Foto: Thomas Buchwalder
Helmut Hubacher

Jungpolitiker sorgten mit einer BLICK-Schlagzeile für politische Aufregung: «Junge wollen für Reiche AHV streichen.» Warum nicht, dachten einige. Die Idee hat einen Haken: Was wir haben, ist einmalig auf der Welt.

Es müssen unheimlich kluge Köpfe gewesen sein, die vor 70 Jahren die AHV aufgegleist hatten. Ihnen gelang ein Wurf wie seither kein zweiter mehr.

Der Finanzmodus übertrifft sämtliche Vorstellungen. Sein Prinzip: Unbegrenzte Beitragspflicht bei begrenzten Renten. Das tönt kompliziert, ist jedoch einfach zu erklären.
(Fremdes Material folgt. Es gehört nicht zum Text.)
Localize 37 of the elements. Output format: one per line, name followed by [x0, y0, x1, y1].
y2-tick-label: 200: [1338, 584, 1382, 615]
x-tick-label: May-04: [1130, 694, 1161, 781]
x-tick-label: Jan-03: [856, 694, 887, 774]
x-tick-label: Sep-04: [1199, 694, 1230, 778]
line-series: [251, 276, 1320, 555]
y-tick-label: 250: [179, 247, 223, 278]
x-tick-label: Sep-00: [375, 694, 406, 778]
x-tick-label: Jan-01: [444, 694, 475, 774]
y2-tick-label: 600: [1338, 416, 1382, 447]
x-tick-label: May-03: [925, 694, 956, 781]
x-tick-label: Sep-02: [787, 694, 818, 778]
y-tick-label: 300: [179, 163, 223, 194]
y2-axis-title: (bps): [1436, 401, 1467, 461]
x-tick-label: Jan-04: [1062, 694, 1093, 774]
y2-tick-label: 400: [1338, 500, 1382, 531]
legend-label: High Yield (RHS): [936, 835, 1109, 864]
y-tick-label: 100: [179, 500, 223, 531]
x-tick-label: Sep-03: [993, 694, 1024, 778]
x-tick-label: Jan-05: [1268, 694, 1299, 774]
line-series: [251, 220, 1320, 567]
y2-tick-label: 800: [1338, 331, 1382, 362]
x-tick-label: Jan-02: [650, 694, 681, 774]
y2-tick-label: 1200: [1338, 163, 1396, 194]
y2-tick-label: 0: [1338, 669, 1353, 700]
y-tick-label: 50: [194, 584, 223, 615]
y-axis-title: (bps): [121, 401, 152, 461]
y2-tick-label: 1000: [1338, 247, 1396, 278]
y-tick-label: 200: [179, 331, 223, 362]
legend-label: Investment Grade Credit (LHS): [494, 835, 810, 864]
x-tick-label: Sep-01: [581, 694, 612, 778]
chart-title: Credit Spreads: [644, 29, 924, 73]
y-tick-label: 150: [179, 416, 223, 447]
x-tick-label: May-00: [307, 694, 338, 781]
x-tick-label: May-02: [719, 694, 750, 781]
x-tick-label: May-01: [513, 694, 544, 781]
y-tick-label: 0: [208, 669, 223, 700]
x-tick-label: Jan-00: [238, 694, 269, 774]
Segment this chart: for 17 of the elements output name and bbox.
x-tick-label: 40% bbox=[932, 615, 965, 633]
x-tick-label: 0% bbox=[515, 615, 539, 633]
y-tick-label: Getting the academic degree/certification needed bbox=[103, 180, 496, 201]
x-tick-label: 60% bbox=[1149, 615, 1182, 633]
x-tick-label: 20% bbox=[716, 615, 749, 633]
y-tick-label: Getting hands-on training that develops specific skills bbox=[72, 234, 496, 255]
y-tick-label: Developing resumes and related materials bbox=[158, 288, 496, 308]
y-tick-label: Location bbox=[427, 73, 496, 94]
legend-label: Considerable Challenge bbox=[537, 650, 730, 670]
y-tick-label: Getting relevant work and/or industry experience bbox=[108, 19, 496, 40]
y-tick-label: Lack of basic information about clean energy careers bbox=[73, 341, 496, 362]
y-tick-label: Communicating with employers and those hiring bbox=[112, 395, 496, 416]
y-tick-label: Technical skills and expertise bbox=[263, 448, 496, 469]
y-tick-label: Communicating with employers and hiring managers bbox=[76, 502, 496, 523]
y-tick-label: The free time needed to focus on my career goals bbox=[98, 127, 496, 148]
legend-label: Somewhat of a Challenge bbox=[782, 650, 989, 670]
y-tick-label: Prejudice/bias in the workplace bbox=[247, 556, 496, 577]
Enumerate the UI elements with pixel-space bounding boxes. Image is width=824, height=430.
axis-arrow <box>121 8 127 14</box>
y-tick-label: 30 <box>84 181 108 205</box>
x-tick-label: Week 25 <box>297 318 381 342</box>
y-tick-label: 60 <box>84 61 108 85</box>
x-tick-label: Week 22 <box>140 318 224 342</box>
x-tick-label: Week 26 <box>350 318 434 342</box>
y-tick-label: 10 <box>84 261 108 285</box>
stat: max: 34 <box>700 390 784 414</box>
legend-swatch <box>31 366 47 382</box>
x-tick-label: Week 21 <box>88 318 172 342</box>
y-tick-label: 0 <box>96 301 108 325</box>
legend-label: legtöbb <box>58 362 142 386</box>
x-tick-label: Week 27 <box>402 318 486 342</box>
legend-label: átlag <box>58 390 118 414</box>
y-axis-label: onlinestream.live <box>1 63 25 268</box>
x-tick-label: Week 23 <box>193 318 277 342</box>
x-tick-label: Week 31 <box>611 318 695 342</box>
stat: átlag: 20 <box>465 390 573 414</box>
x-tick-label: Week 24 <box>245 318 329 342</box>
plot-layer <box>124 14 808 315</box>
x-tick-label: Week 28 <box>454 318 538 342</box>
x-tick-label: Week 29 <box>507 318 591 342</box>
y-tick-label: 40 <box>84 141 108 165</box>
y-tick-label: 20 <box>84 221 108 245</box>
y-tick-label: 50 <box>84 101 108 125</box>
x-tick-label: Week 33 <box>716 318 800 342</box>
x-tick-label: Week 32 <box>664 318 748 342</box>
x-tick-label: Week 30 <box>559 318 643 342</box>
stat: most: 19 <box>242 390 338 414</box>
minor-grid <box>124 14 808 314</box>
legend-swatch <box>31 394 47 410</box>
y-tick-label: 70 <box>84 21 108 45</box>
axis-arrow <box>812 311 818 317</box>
Mit einem Beispiel.

Manager wie Lokführer

Ein Manager verdient laut Lohnausweis fünf Millionen Franken. Er und der Arbeitgeber zahlen je 4,2 Lohnprozent AHV-Beiträge. Zusammen sind das 8,4 Prozent oder 84'000 Franken pro Million. Mal fünf macht 420'000 Franken im Jahr. Dereinst wird er die AHV-Maximalrente beziehen wie, sagen wir, ein SBB-Lokführer.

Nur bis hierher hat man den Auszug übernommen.